CareFirst BlueCross BlueShield has filed a petition with the U.S. Supreme Court asking the high court to review a case involving a 2014 data breach that exposed nearly 1.1 million records.
If accepted, it would be the first data breach case to reach the Supreme Court, offering a potentially game-changing precedent for future data breach litigation.
CareFirst's petition follows an August ruling by the U.S. Court of Appeals for the District of Columbia that allowed CareFirst customers to proceed with a class-action lawsuit against the insurer. The decision overturned a D.C. district court’s ruling that the plaintiffs had not suffered actual harm. The panel of appellate judges noted that “a substantial risk of harm exists already, simply by virtue of the hack and the nature of the data that the plaintiffs allege was taken.”
That sets a dangerous precedent, CareFirst attorneys argue, and it's inconsistent with other circuit court rulings.

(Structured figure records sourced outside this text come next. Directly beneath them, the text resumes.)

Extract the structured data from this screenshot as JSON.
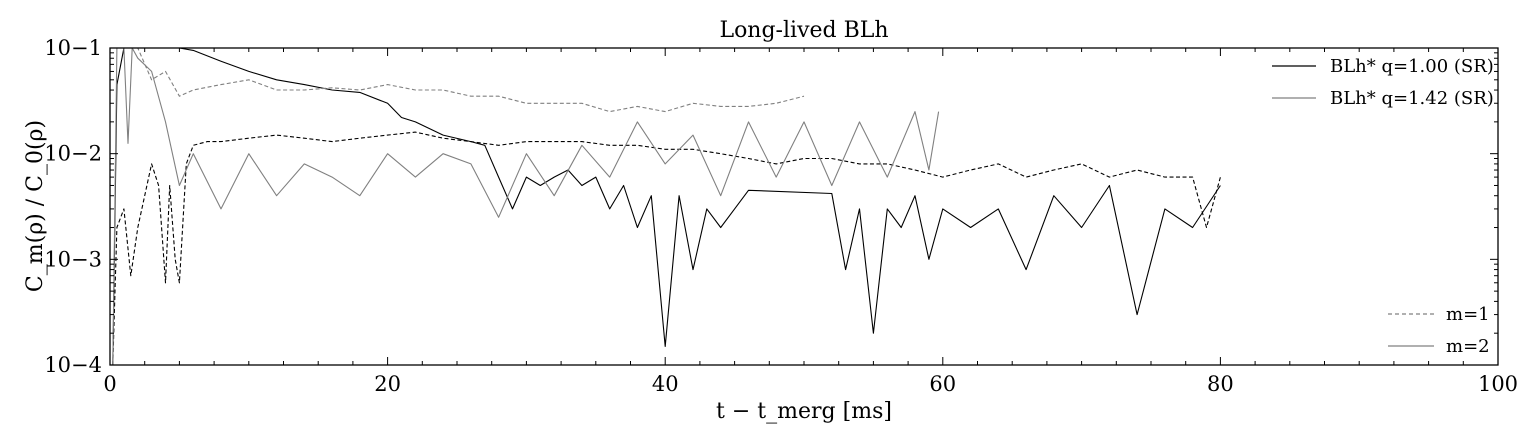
{
  "chart_data": {
    "type": "line",
    "title": "Long-lived BLh",
    "xlabel": "t − t_merg [ms]",
    "ylabel": "C_m(ρ) / C_0(ρ)",
    "xlim": [
      0,
      100
    ],
    "ylim": [
      0.0001,
      0.1
    ],
    "yscale": "log",
    "grid": false,
    "x_ticks": [
      0,
      20,
      40,
      60,
      80,
      100
    ],
    "x_tick_labels": [
      "0",
      "20",
      "40",
      "60",
      "80",
      "100"
    ],
    "y_ticks": [
      0.0001,
      0.001,
      0.01,
      0.1
    ],
    "y_tick_labels": [
      "10−4",
      "10−3",
      "10−2",
      "10−1"
    ],
    "colors": {
      "q100": "#000000",
      "q142": "#808080"
    },
    "legend_models": {
      "placement": "top-right",
      "entries": [
        {
          "label": "BLh* q=1.00 (SR)",
          "color": "#000000",
          "dash": "solid"
        },
        {
          "label": "BLh* q=1.42 (SR)",
          "color": "#808080",
          "dash": "solid"
        }
      ]
    },
    "legend_modes": {
      "placement": "bottom-right",
      "entries": [
        {
          "label": "m=1",
          "color": "#808080",
          "dash": "dashed"
        },
        {
          "label": "m=2",
          "color": "#808080",
          "dash": "solid"
        }
      ]
    },
    "series": [
      {
        "name": "BLh* q=1.00 (SR)",
        "mode": "m=2",
        "color": "#000000",
        "dash": "solid",
        "x": [
          0.2,
          0.5,
          1,
          2,
          3,
          4,
          5,
          6,
          8,
          10,
          12,
          14,
          16,
          18,
          20,
          21,
          22,
          24,
          26,
          27,
          28,
          29,
          30,
          31,
          32,
          33,
          34,
          35,
          36,
          37,
          38,
          39,
          40,
          41,
          42,
          43,
          44,
          45,
          46,
          52,
          53,
          54,
          55,
          56,
          57,
          58,
          59,
          60,
          62,
          64,
          66,
          68,
          70,
          72,
          74,
          76,
          78,
          80
        ],
        "y": [
          0.0001,
          0.045,
          0.1,
          0.1,
          0.1,
          0.1,
          0.1,
          0.095,
          0.075,
          0.06,
          0.05,
          0.045,
          0.04,
          0.038,
          0.03,
          0.022,
          0.02,
          0.015,
          0.013,
          0.012,
          0.006,
          0.003,
          0.006,
          0.005,
          0.006,
          0.007,
          0.005,
          0.006,
          0.003,
          0.005,
          0.002,
          0.004,
          0.00015,
          0.004,
          0.0008,
          0.003,
          0.002,
          0.003,
          0.0045,
          0.0042,
          0.0008,
          0.003,
          0.0002,
          0.003,
          0.002,
          0.004,
          0.001,
          0.003,
          0.002,
          0.003,
          0.0008,
          0.004,
          0.002,
          0.005,
          0.0003,
          0.003,
          0.002,
          0.005
        ]
      },
      {
        "name": "BLh* q=1.00 (SR)",
        "mode": "m=1",
        "color": "#000000",
        "dash": "dashed",
        "x": [
          0.2,
          0.5,
          1,
          1.5,
          2,
          2.5,
          3,
          3.5,
          4,
          4.3,
          4.7,
          5,
          5.5,
          6,
          7,
          8,
          10,
          12,
          14,
          16,
          18,
          20,
          22,
          24,
          26,
          28,
          30,
          32,
          34,
          36,
          38,
          40,
          42,
          44,
          46,
          48,
          50,
          52,
          54,
          56,
          58,
          60,
          62,
          64,
          66,
          68,
          70,
          72,
          74,
          76,
          78,
          79,
          80
        ],
        "y": [
          0.0001,
          0.002,
          0.003,
          0.0007,
          0.002,
          0.004,
          0.008,
          0.005,
          0.0006,
          0.005,
          0.001,
          0.0006,
          0.008,
          0.012,
          0.013,
          0.013,
          0.014,
          0.015,
          0.014,
          0.013,
          0.014,
          0.015,
          0.016,
          0.014,
          0.013,
          0.012,
          0.013,
          0.013,
          0.013,
          0.012,
          0.012,
          0.011,
          0.011,
          0.01,
          0.009,
          0.008,
          0.009,
          0.009,
          0.008,
          0.008,
          0.007,
          0.006,
          0.007,
          0.008,
          0.006,
          0.007,
          0.008,
          0.006,
          0.007,
          0.006,
          0.006,
          0.002,
          0.006
        ]
      },
      {
        "name": "BLh* q=1.42 (SR)",
        "mode": "m=2",
        "color": "#808080",
        "dash": "solid",
        "x": [
          0.2,
          0.5,
          1,
          1.3,
          1.6,
          2,
          3,
          4,
          5,
          6,
          8,
          10,
          12,
          14,
          16,
          18,
          20,
          22,
          24,
          26,
          28,
          30,
          32,
          34,
          36,
          38,
          40,
          42,
          44,
          46,
          48,
          50,
          52,
          54,
          56,
          58,
          59,
          59.7
        ],
        "y": [
          0.0001,
          0.1,
          0.1,
          0.0125,
          0.1,
          0.08,
          0.06,
          0.02,
          0.005,
          0.01,
          0.003,
          0.01,
          0.004,
          0.008,
          0.006,
          0.004,
          0.01,
          0.006,
          0.01,
          0.008,
          0.0025,
          0.01,
          0.004,
          0.012,
          0.006,
          0.02,
          0.008,
          0.015,
          0.004,
          0.02,
          0.006,
          0.02,
          0.005,
          0.02,
          0.006,
          0.025,
          0.007,
          0.025
        ]
      },
      {
        "name": "BLh* q=1.42 (SR)",
        "mode": "m=1",
        "color": "#808080",
        "dash": "dashed",
        "x": [
          0.5,
          1,
          2,
          3,
          4,
          5,
          6,
          8,
          10,
          12,
          14,
          16,
          18,
          20,
          22,
          24,
          26,
          28,
          30,
          32,
          34,
          36,
          38,
          40,
          42,
          44,
          46,
          48,
          50
        ],
        "y": [
          0.1,
          0.1,
          0.1,
          0.05,
          0.06,
          0.035,
          0.04,
          0.045,
          0.05,
          0.04,
          0.04,
          0.042,
          0.04,
          0.045,
          0.04,
          0.04,
          0.035,
          0.035,
          0.03,
          0.03,
          0.03,
          0.025,
          0.028,
          0.025,
          0.03,
          0.028,
          0.028,
          0.03,
          0.035
        ]
      }
    ]
  }
}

The appeal, filed earlier this week, focuses primarily on Article III of the U.S. Constitution, which requires plaintiffs to show they have suffered an actual or threatened injury that can be traced back to the defendant.
CareFirst’s attorneys argue the D.C. Appeals Court erred in its ruling because it did not determine whether the plaintiff’s future injuries were “certainly impending.” Perhaps more importantly, the insurer cites a “growing uncertainty” among circuit courts regarding the level of harm associated with a data breach. The petition pointed to several other lawsuits, including two filed against CareFirst in Illinois and Maryland, that were ultimately dismissed.

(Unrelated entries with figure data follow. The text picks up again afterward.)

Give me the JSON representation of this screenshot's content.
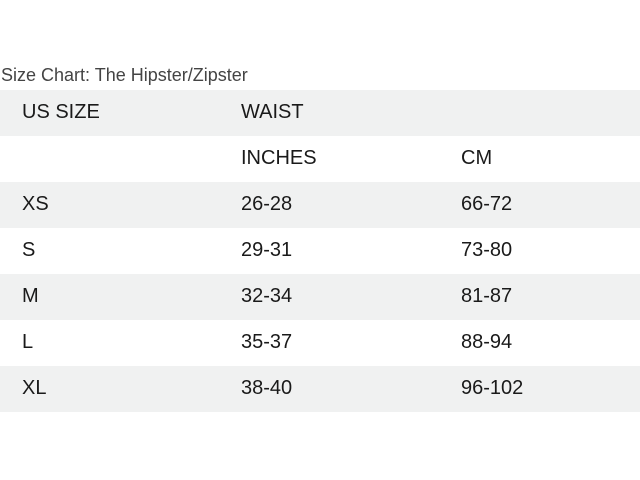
{
  "title": "Size Chart: The Hipster/Zipster",
  "header": {
    "size": "US SIZE",
    "waist": "WAIST"
  },
  "subheader": {
    "inches": "INCHES",
    "cm": "CM"
  },
  "rows": [
    {
      "size": "XS",
      "inches": "26-28",
      "cm": "66-72"
    },
    {
      "size": "S",
      "inches": "29-31",
      "cm": "73-80"
    },
    {
      "size": "M",
      "inches": "32-34",
      "cm": "81-87"
    },
    {
      "size": "L",
      "inches": "35-37",
      "cm": "88-94"
    },
    {
      "size": "XL",
      "inches": "38-40",
      "cm": "96-102"
    }
  ]
}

Amid a “rising tide of data hacks and the class action lawsuits they inevitably spur,” the case provides an opportunity to provide boundaries for lower courts overseeing future data breach cases, the attorneys argue.
“This case presents an ideal vehicle for the Court to clarify that to satisfy the substantial risk standard, an alleged future injury must be imminent,” CareFirst attorneys wrote in the petition.

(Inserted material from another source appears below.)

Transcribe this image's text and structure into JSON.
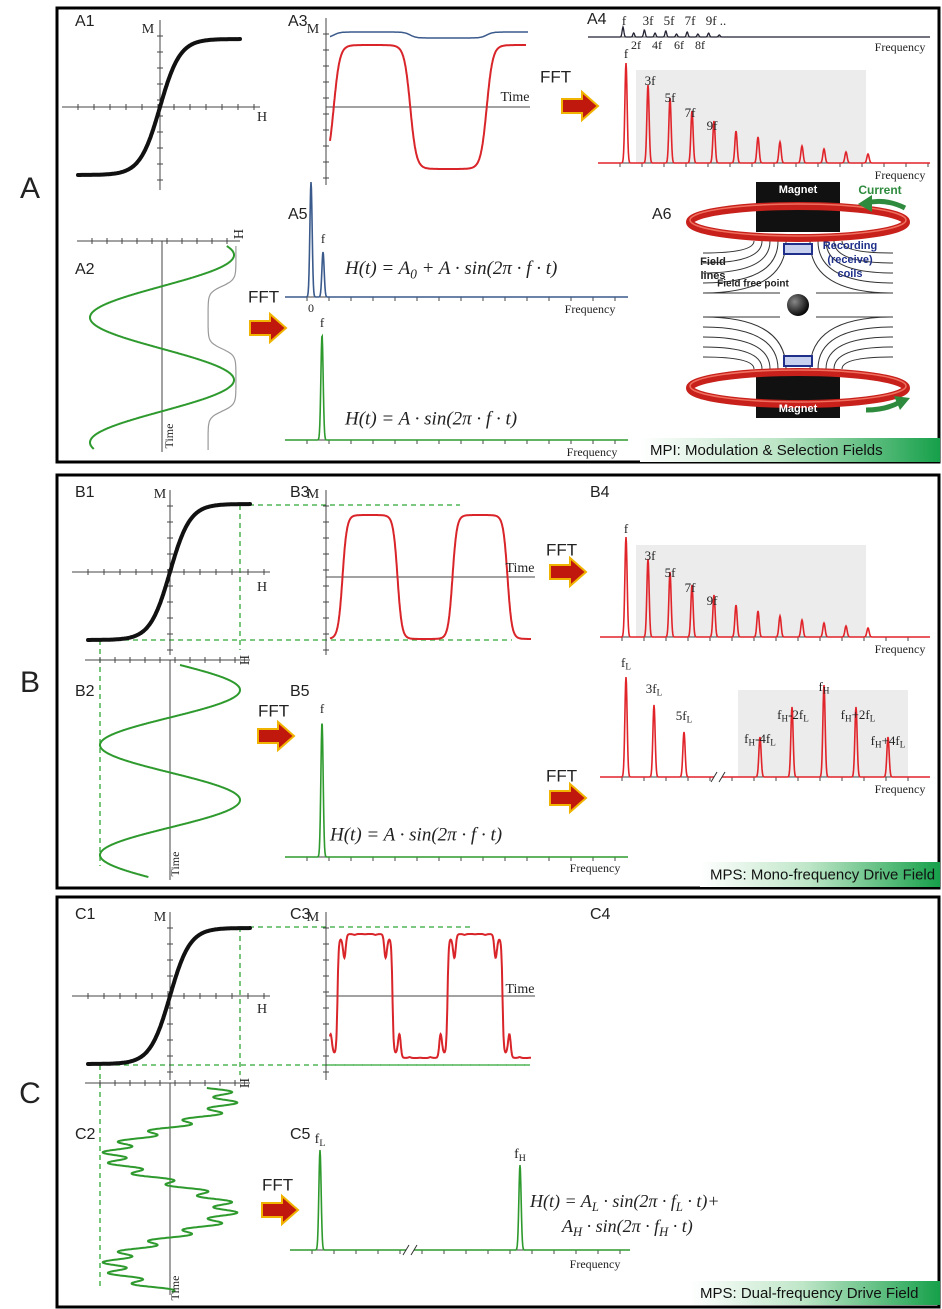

The issue of harm has become a growing legal rift in data breach cases spanning multiple industries. Earlier this year, an appellate court overturned a previous court’s decision to dismiss a case against Horizon Blue Cross Blue Shield following a 2013 data breach, arguing the unlawful disclosure violated the Fair Credit Reporting Act. Questions about data breach harm were also in play when the U.S. District Court for D.C. dismissed a lawsuit against the Office of Personnel Management after a breach exposed the personal information of 22 million federal employees.
Alan Butler, senior counsel at the Electronic Privacy Information Center in Washington, D.C, previously told FierceHealthcare that if the Supreme Court grants CareFirst’s petition “it would be one of the most important cybersecurity cases ever heard in the Court.”